As sovereign nations, tribes have the final say in who can - and cannot - join. Each tribe determines what degree of Indian blood is necessary for membership, a requirement that varies among the 561 federally recognized tribes.

In California, at least 2,000 Native Americans have been taken off the rolls of their tribes since 1999, says Laura Wass, executive director of the Many Lightnings American Indian Legacy Center, an education and advocacy group in Fresno. Disenrollments have surged with the rise of Indian casinos, she says.
Thousands of Native Americans elsewhere have lost, or may lose, their tribal status. An upcoming vote at the Cherokee Nation in Oklahoma could deny citizenship to more than 1,000 of the tribe's 260,000 members. "The motive varies from tribe to tribe," says Daniel Littlefield, director of the Sequoyah Research Center at the University of Arkansas, Little Rock, an archive for contemporary Native American issues. "I would say money is at the bottom of a lot of it."

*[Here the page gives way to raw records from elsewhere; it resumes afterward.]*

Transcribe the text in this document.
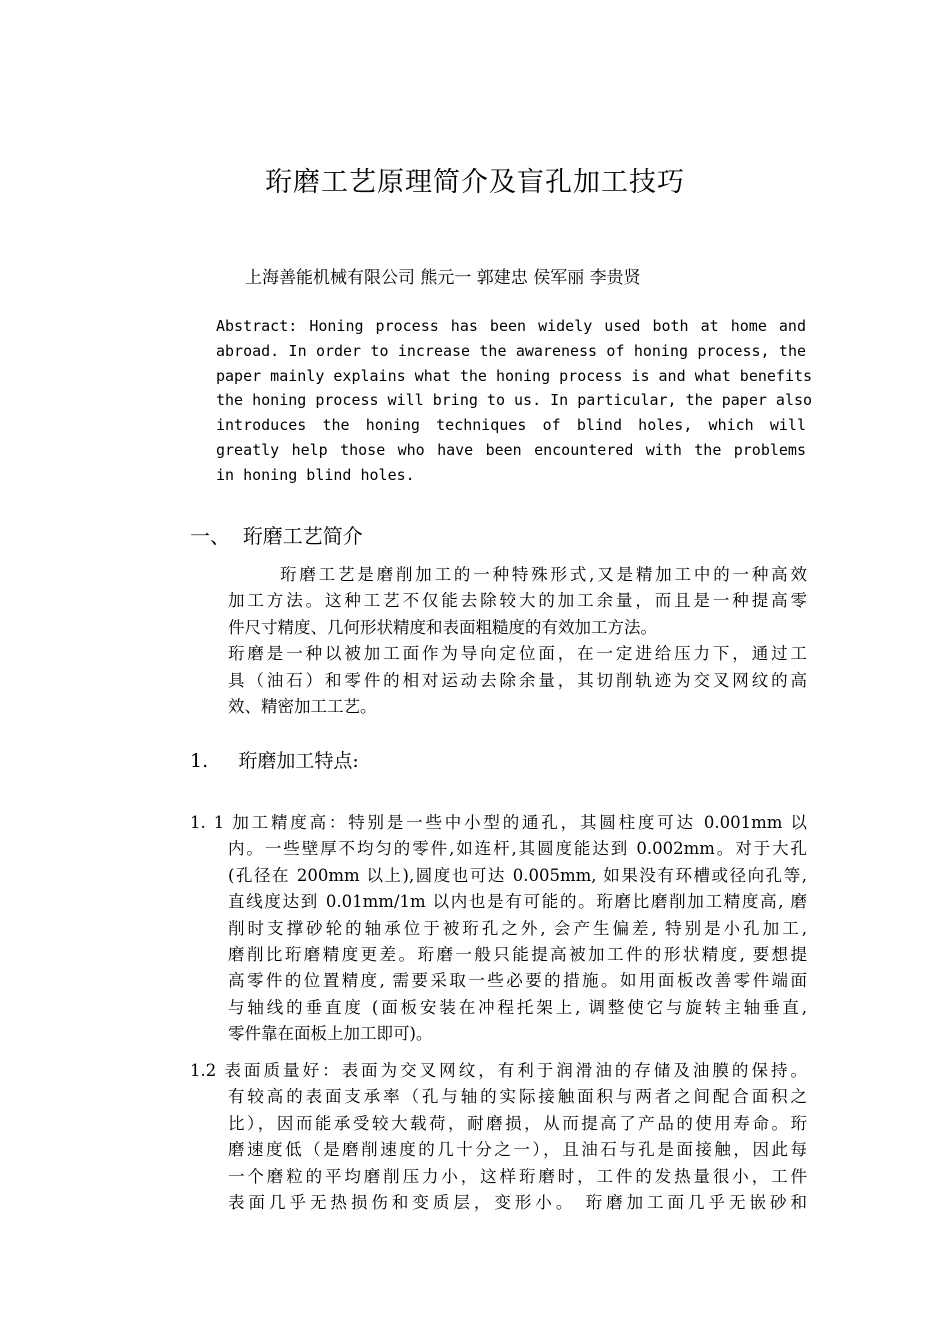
珩磨工艺原理简介及盲孔加工技巧
上海善能机械有限公司 熊元一 郭建忠 侯军丽 李贵贤
Abstract: Honing process has been widely used both at home and
abroad. In order to increase the awareness of honing process, the
paper mainly explains what the honing process is and what benefits
the honing process will bring to us. In particular, the paper also
introduces the honing techniques of blind holes, which will
greatly help those who have been encountered with the problems
in honing blind holes.
一、  珩磨工艺简介
珩磨工艺是磨削加工的一种特殊形式,又是精加工中的一种高效
加工方法。这种工艺不仅能去除较大的加工余量，而且是一种提高零
件尺寸精度、几何形状精度和表面粗糙度的有效加工方法。
珩磨是一种以被加工面作为导向定位面，在一定进给压力下，通过工
具（油石）和零件的相对运动去除余量，其切削轨迹为交叉网纹的高
效、精密加工工艺。
1.     珩磨加工特点:
1. 1 加工精度高：特别是一些中小型的通孔，其圆柱度可达 0.001mm 以
内。一些壁厚不均匀的零件,如连杆,其圆度能达到 0.002mm。对于大孔
(孔径在 200mm 以上),圆度也可达 0.005mm, 如果没有环槽或径向孔等,
直线度达到 0.01mm/1m 以内也是有可能的。珩磨比磨削加工精度高, 磨
削时支撑砂轮的轴承位于被珩孔之外, 会产生偏差, 特别是小孔加工,
磨削比珩磨精度更差。珩磨一般只能提高被加工件的形状精度, 要想提
高零件的位置精度, 需要采取一些必要的措施。如用面板改善零件端面
与轴线的垂直度 (面板安装在冲程托架上, 调整使它与旋转主轴垂直,
零件靠在面板上加工即可)。
1.2 表面质量好：表面为交叉网纹，有利于润滑油的存储及油膜的保持。
有较高的表面支承率（孔与轴的实际接触面积与两者之间配合面积之
比），因而能承受较大载荷，耐磨损，从而提高了产品的使用寿命。珩
磨速度低（是磨削速度的几十分之一），且油石与孔是面接触，因此每
一个磨粒的平均磨削压力小，这样珩磨时，工件的发热量很小，工件
表面几乎无热损伤和变质层，变形小。 珩磨加工面几乎无嵌砂和
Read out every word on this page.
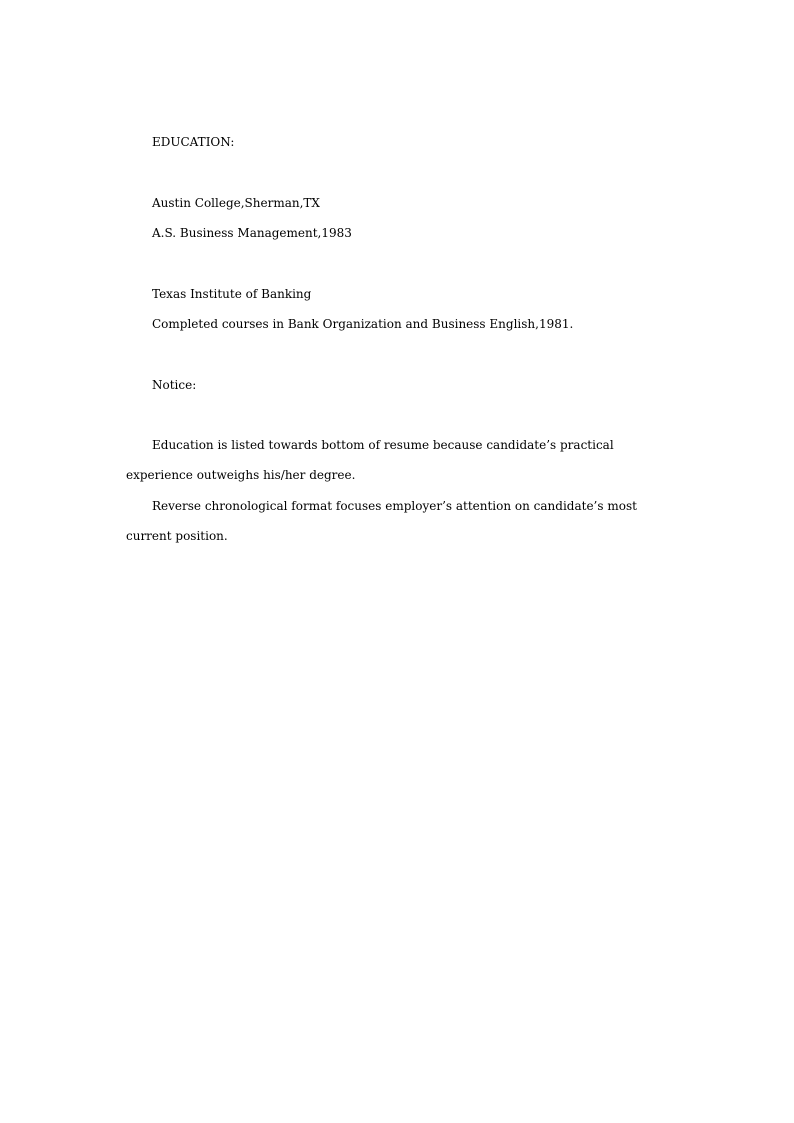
EDUCATION:
Austin College,Sherman,TX
A.S. Business Management,1983
Texas Institute of Banking
Completed courses in Bank Organization and Business English,1981.
Notice:
Education is listed towards bottom of resume because candidate’s practical
experience outweighs his/her degree.
Reverse chronological format focuses employer’s attention on candidate’s most
current position.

Mary Chapman of Fresno was disenrolled from the Picayune Rancheria of the Chukchansi Indians last month, along with 20 members of her family. About 250 members of the tribe have been disenrolled this year, Wass says, and about 400 others have received letters questioning their status.

The 1,200-member tribe, which opened a casino in Coarsegold, Calif., in 2003, expelled Chapman because she didn't meet the eligibility criteria in the tribe's constitution, a complex set of categories based on ancestry, according to a disenrollment letter sent to her by the tribe.